5 Tips for Improving Your Photography

One question I get asked all the time is what advice I can give for improving photography skills. Of course most people want to hear that I improved my skills by purchasing a better camera or taking a class. While upgrading your camera gear or taking a class or classes can certainly help you improve your skills, these steps won’t magically improve your photography overnight. We’ve all seen people with amazing photography gear who produce mediocre images. On the flip side, there are also lots of people creating stunning images on their smartphones with free editing apps. I am far from an expert in photography, but I can offer a few simple tips that will help you start improving your photography today.

1. Take lots of pictures

Memory is cheap. The amount of memory you have should never limit the number of photos you take. If you’re shooting with a modern smartphone, you should have ample storage space for hundreds, if not thousands, of photos. If you’re shooting with a camera, I highly recommend picking up a couple of 64GB cards. SanDisk Extreme is a reliable, affordable option.

Taking lots of pictures allows you to make a lot of mistakes. Don’t be afraid to experiment with different angles, lighting, and settings. You can always delete the photos you don’t like later.

2. Start editing your pictures

Most people don’t realize that the vast majority of photos they see on websites and blogs and in magazines and other publications are edited. Even when you take well composed photos with the proper camera settings, most likely you’ll want to do a little editing or post processing. Learning how to crop a photo and adjust the light settings is a great start. Get in the habit of editing photos before you share them online. If you’re editing on your computer, Google Photos and PicMonkey are both great free software options. If you’re editing on your smartphone, you can also use Google Photos or one of many other photo editing apps like Snapseed (Android | Apple) and Afterlight (Android | Apple).

3. Challenge yourself

Regardless of your current skill level, it’s easy to stagnate and keep taking photos without really improving. Sometimes it may be helpful to set goals or challenges for yourself.

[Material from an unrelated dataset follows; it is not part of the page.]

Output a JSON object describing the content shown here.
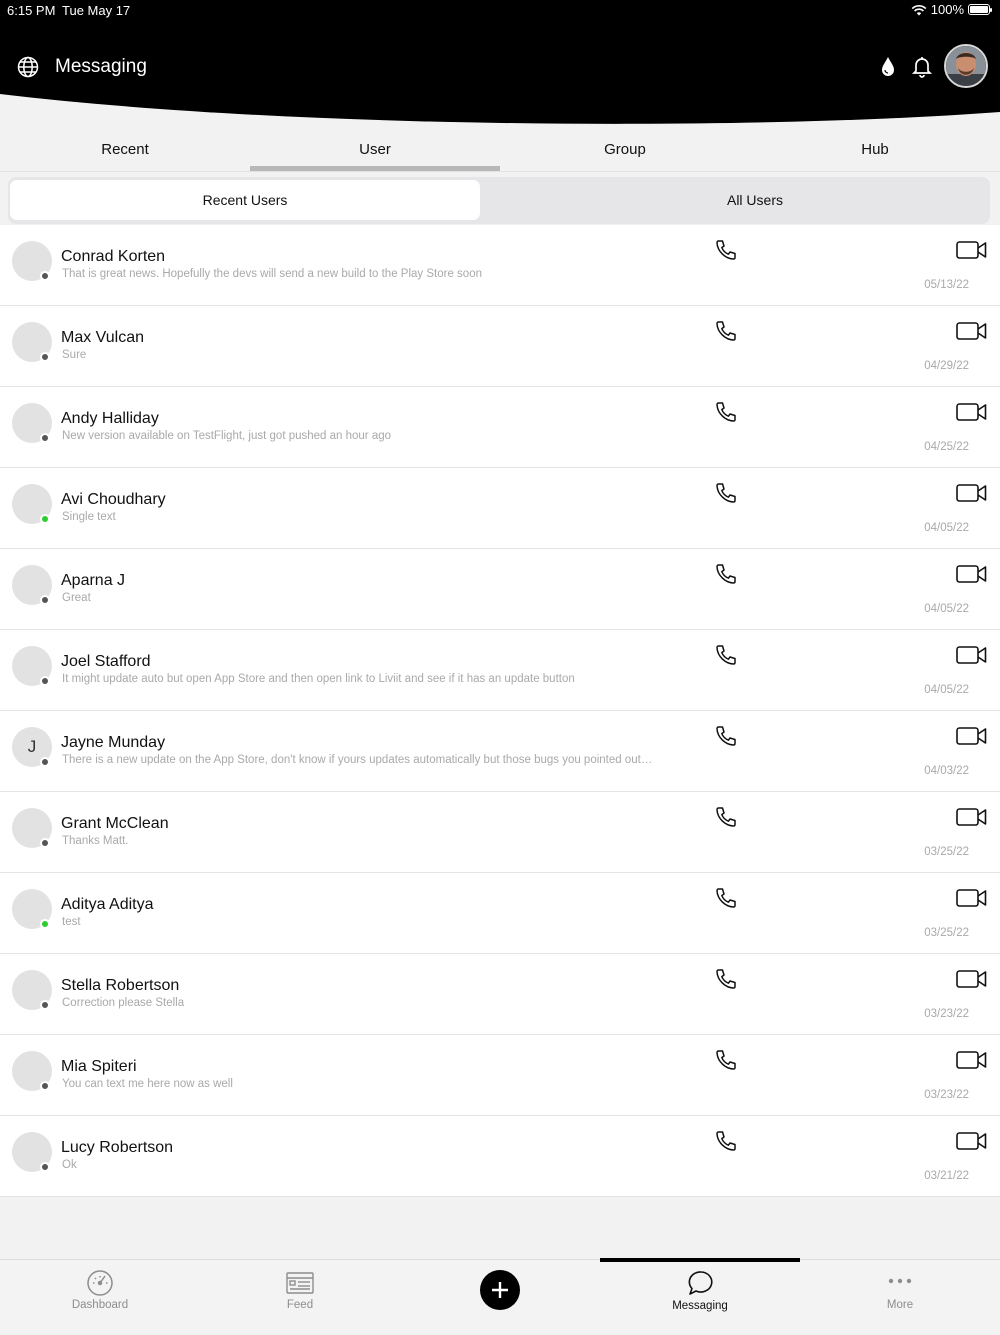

A challenge can be anything from taking architecture shots to adjusting your ISO and white balance manually. In 2011 and early 2012, as I was building up my skills before purchasing a DSLR, I participated in several weekly and monthly photography challenges. While I didn’t produce a ton of great shots from the challenges themselves, they pushed me to consider a lot of subjects and perspectives that I wouldn’t have photographed on my own, which was integral to bringing my skills to where they are today.

Fat Mum Slim’s Photo a Day has remained one of the most popular challenges for five years or so. Check out the current challenge list right here. I also have a (not recently updated) long list of daily, weekly, and monthly challenges over here.

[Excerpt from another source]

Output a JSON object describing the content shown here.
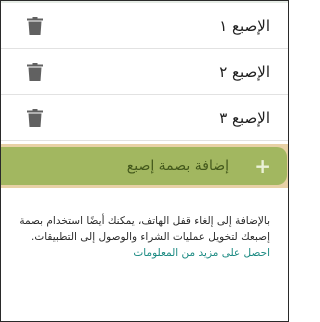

For some people, a class may be a great option, too. If you want more accountability and companionship for specific assignments, think about a class. There are numerous local and online classes, many of which are very affordable. To get started, check out Alisa Burke’s Snap Shot Delight.

4. Share your photos and be open to critique

Putting yourself out there creatively is scary. Even professional photographers still have those “but what if everyone hates it?” moments. At some point, you just have to start putting your photos out there, even when you’re still an amateur. Typically family and friends are really supportive and will encourage your creative pursuits. (If not, maybe you need some new family and friends.) This encouragement can be the push you need to stick with photography.

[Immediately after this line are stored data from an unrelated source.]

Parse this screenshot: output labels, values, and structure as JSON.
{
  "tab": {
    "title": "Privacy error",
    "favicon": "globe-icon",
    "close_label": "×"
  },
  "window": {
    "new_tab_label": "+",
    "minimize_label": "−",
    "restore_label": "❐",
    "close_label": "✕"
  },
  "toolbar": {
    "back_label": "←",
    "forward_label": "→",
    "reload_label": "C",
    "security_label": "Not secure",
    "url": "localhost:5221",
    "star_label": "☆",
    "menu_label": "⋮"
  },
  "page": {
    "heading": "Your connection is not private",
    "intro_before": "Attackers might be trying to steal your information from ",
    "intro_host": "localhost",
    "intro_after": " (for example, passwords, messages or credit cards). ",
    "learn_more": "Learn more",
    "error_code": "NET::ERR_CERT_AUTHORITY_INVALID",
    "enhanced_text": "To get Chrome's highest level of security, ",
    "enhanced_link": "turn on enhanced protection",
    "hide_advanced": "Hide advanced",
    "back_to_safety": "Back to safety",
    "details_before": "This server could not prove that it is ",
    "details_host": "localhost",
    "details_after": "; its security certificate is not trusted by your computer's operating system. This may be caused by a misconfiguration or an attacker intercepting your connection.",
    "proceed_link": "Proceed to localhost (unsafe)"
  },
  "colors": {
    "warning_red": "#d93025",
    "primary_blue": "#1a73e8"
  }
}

Getting constructive feedback is also important to keep developing your skills. Personally I’ve gotten some of my best feedback from Toby of Photorec.tv and his Patreon only Facebook support group. Many photography communities are largely focused around gear rumors or “pixel peeping,” which is an industry term for picking apart photos just for the sake of being a snob. Toby has cultivated a supportive community that offers helpful tips without being condescending. It’s critical to find fellow photographers who will build you up and make you better.

5. Follow really good photographers

A tried and true method to improve any creative skill set is to study the best people in the industry. One of my favorite ways to follow photographers and process large quantities of photos each week is Instagram. I love having a single feed filled with fantastic images and very little distractions (i.e. minimal personal updates, no incessant article sharing, limited ads). To get started, try using the Explore function and typing in subjects of interest such as Chicago or Rocky Mountains.

I try to stay conscious as I’m viewing images, considering what I do and don’t like about different images and how I can apply their techniques to my own work in a way that’s meaningful and original. If Instagram isn’t your thing or you’re looking for another place to create a stunning photo feed, Flickr, DeviantArt, and Tumblr are also great options, and they’re all available as smartphone apps.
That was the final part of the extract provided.